Three police officers were shot when they confronted the gunman, CNN reported. An unnamed law enforcement official reportedly told CNN that the gunman made anti-Semitic comments. According to The Hill, Trump subsequently argued that the "wacko" shooter "should pay the ultimate price" — the death penalty.
"We should stiffen up our laws in terms of the death penalty," Trump said. "When people do this they should get the death penalty … they should very much bring the death penalty into vogue."
"Anybody that does a thing like this to innocent people that are in temple or in church" should face the death penalty, Trump added.
When asked about potentially tightening gun laws following the mass shooting at the synagogue, Trump told reporters that "this has little to do with it." According to multiple sources, including CNN's Diamond and Politico, Trump decried the rising "hate" and violence across the country, but did not specifically address anti-Semitism.
"It's a terrible thing what's going on with hate in our country," Trump said.
Michael Eisenberg, the immediate past president of Tree of Life Congregation Synagogue, told WPXI there is a police presence at the synagogue on important holidays. However, Saturday's shooting took place during a regular religious service, and people could "walk in and out," Eisenberg said.
Earlier on Saturday, Trump took to Twitter to urge people in Pittsburgh's Squirrel Hill neighborhood to "remain sheltered" due to an active shooter. He later tweeted that "events in Pittsburgh are far more devastating than originally thought."
"Spoke with Mayor and Governor to inform them that the Federal Government has been, and will be, with them all the way," Trump tweeted after the shooting.
This is not the first time Trump has called for armed guards in response to a mass shooting. He has previously suggested that teachers should be armed in order to prevent school shootings. However, Pennsylvania Gov. Tom Wolf had a very different response to Saturday's synagogue shooting.
“We must all pray and hope for no more loss of life," Wolf said in a statement. "But we have been saying ‘this one is too many’ for far too long. Dangerous weapons are putting our citizens in harm’s way. ... We cannot accept this violence as normal."
Trump was not the only member of his administration to respond to the synagogue shooting on Twitter.

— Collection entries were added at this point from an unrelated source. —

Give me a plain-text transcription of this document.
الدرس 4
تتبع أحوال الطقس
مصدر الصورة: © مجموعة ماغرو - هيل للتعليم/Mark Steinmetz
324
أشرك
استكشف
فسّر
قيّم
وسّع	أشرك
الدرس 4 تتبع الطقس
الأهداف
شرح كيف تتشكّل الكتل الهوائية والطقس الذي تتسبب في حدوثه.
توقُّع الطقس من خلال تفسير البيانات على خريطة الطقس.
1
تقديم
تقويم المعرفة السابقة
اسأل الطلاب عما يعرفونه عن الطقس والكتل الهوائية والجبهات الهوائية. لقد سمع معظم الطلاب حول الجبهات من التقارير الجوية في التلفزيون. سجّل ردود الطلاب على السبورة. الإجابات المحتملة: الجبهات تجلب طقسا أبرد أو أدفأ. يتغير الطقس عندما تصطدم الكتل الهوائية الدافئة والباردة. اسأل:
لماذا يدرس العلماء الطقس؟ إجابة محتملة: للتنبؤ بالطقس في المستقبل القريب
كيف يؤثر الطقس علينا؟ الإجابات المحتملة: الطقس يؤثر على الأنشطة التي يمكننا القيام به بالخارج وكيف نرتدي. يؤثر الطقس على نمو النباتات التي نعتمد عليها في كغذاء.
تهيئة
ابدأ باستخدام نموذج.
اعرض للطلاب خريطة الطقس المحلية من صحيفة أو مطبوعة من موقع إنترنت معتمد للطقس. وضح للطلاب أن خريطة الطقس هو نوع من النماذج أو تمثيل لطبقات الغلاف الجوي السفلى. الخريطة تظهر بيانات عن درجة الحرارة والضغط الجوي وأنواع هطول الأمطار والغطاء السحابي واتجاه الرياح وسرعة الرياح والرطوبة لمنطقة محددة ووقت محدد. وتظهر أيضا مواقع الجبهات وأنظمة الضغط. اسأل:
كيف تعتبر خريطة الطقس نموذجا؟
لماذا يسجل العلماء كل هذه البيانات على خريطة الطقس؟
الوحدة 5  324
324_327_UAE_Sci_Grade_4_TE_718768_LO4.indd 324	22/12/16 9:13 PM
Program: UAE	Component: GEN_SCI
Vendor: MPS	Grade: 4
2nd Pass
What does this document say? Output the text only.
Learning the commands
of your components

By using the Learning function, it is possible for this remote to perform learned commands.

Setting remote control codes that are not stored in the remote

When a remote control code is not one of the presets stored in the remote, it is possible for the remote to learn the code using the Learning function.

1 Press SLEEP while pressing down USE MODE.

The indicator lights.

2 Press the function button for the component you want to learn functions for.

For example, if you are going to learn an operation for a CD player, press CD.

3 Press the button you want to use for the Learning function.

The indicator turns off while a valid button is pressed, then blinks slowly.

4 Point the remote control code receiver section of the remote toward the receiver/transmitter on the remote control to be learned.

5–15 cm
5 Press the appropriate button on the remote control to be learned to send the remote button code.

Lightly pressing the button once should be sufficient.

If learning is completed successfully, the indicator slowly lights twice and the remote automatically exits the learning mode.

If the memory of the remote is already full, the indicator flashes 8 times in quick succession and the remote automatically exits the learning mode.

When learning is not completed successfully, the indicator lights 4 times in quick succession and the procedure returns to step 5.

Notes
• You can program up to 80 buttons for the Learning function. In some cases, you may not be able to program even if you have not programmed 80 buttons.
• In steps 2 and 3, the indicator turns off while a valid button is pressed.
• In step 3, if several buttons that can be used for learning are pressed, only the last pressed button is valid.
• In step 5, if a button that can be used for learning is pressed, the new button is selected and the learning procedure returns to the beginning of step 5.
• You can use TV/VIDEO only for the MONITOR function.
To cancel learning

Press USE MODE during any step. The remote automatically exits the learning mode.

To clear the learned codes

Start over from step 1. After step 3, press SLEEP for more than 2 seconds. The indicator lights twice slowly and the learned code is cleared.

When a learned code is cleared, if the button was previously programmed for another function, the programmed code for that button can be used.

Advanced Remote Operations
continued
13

Vice President Mike Pence tweeted that he was "praying for the fallen, the injured, all the families impacted, and our courageous first responders," while Melania Trump tweeted that her "heart breaks over the news out of #Pittsburgh."
"The violence needs to stop," Melania tweeted. "May God bless, guide & unite the United States of America."
NBC News cited law enforcement officials as saying that 12 people were shot at the synagogue, and that there were at least eight fatalities.